Le plein air, c’est quoi?

Escalade de glace, randonnée pédestre, raquette dans la neige fraîchement tombée, kayak de mer, rabaska, canot-camping, vélo de montagne. Oui, c’est des beaux exemples d’activités de plein air. Mais, c’est quoi le plein air?

Escalade de glace aux Chutes Montmorency, randonnée pédestre en plein cœur de l'Estrie, raquette dans la neige fraîchement tombée, kayak de mer autour de l’Île-aux-Amours, au Bic, rabaska sur la rivière des Prairies, canot-camping sur le St-Maurice, vélo de montagne sur les Montérégiennes. Oui, c’est des beaux exemples d’activités de plein air. Mais, c’est quoi au juste ça? « Plein air », ça veut dire « à l’extérieur » (où l’air n’est pas confinée). Si on ajoute le mot « activité », ça peut créer des petites confusions.

D’abord, faisons la différence entre les « activités en plein air » et les « activités de plein air ». Les « activités en plein air », ce sont des événements qui ont lieu à l’extérieur. On inclut ici les cinémas en plein air, les foires, les magasins extérieurs, les marchés publics, mais aussi les activités DE plein air. Les « activités de plein air » (celles qui nous intéressent ici) incluent les sports et loisirs qui se déroulent dehors dans un rapport dynamique avec la nature. Pour ce qui est de la suite de la définition, tout le monde ne s’entend pas. Généralement, on considère les activités de plein air comme non-compétitives, non-motorisées* et elles présenteraient des risques et/ou des imprévus.

On liste traditionnellement comme activités de plein air le vélo, la randonnée, la raquette, les loisirs et sports nautiques (canot, kayak, rafting, planche à pagaie, voile, etc.), le ski, l’escalade extérieure, la spéléologie. Ajoute ici une ribambelle de nouvelles activités qui sont de plus en plus populaires : plongée, observation de la faune, traineau à chiens, fatbike, géocaching, slackline, parapente, canyoning, yoga extérieur, etc., etc., etc.

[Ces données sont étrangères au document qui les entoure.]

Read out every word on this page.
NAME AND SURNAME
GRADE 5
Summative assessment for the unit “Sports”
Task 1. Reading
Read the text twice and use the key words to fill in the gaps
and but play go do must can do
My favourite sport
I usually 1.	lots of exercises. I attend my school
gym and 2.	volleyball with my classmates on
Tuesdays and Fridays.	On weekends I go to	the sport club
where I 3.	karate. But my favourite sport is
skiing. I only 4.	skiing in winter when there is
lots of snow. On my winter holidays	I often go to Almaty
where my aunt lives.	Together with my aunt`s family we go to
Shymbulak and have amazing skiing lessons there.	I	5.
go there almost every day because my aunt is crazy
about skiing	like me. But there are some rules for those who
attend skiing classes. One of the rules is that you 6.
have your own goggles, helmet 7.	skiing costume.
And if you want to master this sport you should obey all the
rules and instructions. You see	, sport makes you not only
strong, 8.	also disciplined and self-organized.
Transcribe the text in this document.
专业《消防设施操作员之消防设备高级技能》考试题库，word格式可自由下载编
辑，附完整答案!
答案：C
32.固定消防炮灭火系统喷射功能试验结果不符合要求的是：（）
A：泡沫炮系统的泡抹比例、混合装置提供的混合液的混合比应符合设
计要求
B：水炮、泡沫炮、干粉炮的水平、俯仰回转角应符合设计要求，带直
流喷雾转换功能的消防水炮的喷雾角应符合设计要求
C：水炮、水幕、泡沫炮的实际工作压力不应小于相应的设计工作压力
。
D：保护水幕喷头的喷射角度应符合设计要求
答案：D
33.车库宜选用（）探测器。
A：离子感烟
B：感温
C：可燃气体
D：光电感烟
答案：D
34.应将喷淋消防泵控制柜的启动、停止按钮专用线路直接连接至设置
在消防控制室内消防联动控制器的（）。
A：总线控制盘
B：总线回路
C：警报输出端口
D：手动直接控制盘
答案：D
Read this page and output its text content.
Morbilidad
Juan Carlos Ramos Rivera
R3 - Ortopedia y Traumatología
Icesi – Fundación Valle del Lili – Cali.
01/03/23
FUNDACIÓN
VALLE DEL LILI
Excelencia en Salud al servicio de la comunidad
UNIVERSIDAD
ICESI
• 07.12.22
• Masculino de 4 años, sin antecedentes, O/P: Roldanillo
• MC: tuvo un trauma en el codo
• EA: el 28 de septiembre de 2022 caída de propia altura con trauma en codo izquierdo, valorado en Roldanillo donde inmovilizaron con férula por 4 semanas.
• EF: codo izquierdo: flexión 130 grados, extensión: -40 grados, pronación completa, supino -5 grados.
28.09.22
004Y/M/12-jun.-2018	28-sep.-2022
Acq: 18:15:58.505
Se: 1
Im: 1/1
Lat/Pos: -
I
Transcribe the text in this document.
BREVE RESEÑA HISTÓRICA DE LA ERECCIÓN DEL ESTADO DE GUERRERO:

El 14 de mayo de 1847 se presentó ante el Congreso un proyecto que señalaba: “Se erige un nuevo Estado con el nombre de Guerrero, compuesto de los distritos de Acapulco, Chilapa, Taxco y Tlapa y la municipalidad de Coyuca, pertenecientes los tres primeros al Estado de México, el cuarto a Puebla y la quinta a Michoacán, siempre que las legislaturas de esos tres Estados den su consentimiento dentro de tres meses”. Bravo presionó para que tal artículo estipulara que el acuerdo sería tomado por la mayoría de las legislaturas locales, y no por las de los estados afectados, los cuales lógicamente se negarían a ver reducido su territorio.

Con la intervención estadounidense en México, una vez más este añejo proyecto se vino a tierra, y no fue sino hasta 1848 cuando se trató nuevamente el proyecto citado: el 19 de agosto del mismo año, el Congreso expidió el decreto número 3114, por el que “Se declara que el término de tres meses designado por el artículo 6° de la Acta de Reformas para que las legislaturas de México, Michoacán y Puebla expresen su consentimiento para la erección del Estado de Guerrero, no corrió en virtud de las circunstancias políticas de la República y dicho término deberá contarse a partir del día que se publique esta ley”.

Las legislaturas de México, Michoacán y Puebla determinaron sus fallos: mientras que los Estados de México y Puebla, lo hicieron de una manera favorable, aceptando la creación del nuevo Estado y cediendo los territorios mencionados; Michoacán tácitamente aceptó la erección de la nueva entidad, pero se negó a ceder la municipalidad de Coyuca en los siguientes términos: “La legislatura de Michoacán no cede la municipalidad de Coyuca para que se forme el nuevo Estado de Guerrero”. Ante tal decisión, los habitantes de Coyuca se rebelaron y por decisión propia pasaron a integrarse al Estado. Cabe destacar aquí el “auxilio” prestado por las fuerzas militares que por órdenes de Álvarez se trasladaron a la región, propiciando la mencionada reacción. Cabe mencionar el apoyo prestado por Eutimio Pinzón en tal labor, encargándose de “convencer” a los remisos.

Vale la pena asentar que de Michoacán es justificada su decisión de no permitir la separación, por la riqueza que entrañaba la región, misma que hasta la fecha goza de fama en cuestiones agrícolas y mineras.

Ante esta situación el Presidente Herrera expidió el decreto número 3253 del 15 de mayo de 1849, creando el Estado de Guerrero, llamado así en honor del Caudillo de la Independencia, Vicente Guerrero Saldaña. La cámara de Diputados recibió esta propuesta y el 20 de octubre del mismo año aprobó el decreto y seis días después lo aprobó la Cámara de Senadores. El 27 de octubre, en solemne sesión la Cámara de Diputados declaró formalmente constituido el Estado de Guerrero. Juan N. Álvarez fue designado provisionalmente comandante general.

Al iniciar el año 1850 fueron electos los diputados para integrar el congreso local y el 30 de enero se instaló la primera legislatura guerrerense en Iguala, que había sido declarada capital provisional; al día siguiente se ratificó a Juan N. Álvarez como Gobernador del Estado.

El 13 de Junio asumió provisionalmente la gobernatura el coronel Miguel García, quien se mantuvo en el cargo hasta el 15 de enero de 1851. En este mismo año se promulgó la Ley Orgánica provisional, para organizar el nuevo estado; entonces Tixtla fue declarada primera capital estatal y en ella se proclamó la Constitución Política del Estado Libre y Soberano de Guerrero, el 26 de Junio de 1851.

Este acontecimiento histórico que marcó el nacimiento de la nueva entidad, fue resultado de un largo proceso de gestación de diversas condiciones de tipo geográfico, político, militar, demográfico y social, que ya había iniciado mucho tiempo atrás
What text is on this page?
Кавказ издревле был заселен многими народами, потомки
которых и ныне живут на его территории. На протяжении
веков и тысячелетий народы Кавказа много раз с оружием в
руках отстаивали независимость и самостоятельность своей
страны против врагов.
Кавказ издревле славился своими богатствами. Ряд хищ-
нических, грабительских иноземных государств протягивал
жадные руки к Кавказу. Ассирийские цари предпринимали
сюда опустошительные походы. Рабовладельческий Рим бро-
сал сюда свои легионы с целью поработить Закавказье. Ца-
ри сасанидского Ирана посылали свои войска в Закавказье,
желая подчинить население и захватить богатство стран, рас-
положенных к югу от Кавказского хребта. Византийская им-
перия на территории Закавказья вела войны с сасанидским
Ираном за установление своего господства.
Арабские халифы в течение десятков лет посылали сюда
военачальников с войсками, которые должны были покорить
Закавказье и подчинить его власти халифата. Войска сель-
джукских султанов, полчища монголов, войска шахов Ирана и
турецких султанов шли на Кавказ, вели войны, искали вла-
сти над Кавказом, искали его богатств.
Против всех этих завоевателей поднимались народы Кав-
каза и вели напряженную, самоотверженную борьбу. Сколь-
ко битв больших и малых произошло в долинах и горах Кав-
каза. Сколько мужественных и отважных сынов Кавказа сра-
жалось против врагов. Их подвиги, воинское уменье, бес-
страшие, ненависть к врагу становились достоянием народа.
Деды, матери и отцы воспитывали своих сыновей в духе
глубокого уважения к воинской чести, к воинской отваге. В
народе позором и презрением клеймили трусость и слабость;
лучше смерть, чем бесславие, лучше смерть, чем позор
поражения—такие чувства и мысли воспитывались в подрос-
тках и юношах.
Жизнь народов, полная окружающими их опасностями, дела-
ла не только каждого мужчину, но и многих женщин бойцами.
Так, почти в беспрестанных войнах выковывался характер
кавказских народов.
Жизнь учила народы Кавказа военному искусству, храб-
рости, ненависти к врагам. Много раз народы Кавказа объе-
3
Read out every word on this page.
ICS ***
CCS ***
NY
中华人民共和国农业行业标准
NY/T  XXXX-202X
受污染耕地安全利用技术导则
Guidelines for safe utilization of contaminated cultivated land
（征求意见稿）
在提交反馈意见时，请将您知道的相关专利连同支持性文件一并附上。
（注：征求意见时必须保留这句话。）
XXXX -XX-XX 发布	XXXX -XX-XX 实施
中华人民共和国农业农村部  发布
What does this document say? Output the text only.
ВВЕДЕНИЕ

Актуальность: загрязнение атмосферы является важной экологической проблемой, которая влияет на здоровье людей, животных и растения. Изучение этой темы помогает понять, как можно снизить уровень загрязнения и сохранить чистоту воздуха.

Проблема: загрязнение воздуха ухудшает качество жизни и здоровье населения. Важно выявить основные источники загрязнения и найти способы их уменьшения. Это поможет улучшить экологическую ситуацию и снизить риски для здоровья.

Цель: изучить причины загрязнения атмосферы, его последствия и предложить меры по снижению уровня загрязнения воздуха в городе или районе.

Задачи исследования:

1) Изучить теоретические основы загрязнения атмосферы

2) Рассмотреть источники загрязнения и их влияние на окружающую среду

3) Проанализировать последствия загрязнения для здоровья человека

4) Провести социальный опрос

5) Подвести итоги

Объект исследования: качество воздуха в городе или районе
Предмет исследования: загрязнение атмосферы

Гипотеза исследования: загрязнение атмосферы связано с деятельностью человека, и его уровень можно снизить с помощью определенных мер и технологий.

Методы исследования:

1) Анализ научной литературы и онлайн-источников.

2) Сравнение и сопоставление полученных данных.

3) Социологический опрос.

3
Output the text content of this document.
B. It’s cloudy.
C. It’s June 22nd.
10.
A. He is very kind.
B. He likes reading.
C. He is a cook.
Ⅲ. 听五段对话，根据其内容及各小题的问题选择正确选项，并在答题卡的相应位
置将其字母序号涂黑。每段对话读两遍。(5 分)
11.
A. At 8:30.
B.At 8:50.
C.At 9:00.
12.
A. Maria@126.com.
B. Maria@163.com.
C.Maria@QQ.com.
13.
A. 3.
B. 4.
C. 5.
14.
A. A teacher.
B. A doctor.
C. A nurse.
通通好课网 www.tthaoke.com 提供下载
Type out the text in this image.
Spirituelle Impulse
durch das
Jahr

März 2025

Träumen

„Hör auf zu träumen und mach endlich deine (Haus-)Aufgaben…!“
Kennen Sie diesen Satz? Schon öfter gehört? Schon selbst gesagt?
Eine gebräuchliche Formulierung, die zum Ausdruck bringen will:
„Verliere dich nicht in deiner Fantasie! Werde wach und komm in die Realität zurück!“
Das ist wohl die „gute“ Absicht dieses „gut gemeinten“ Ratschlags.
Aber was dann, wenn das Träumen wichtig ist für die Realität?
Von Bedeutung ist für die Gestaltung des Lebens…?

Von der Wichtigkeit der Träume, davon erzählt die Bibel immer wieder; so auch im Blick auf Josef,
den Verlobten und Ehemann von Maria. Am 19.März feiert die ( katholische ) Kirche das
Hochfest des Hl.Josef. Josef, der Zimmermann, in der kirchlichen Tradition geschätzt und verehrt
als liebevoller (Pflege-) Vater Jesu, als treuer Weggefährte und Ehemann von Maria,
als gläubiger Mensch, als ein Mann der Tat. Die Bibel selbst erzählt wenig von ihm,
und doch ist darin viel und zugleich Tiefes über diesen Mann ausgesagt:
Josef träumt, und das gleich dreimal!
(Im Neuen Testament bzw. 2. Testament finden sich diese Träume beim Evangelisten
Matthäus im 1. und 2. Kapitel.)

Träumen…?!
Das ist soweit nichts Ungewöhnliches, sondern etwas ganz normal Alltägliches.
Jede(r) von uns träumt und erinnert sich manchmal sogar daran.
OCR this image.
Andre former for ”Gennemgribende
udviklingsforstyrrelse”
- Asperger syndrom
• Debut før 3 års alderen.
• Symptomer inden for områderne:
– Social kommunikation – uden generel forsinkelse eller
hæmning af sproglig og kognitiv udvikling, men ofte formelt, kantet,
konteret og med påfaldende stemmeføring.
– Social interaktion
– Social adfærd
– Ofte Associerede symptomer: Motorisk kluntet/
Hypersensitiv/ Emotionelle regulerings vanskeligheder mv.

Depuis quand c’est cool?  

Les activités de plein air existent depuis que les humains sont émerveillés par la nature et qu’ils veulent en profiter autrement que pour leur subsistance. Il faut donc faire une micro différence entre les peuplements nomades au Paléolithique qui se déplaçaient en suivant les troupeaux et nous qui parcourrons la réserve du Cap-Tourmente un samedi matin. Oui, les premiers humains faisaient de la randonnée pédestre, mais c’était directement lié à leur survie. Même histoire avec l’utilisation de raquettes et de canots comme outils de déplacement, par les Premières nations. Heureusement, quelques aventuriers se sont inspirés de ces ingénieux prédécesseurs et ont développé la pratique du plein air dans un cadre organisé.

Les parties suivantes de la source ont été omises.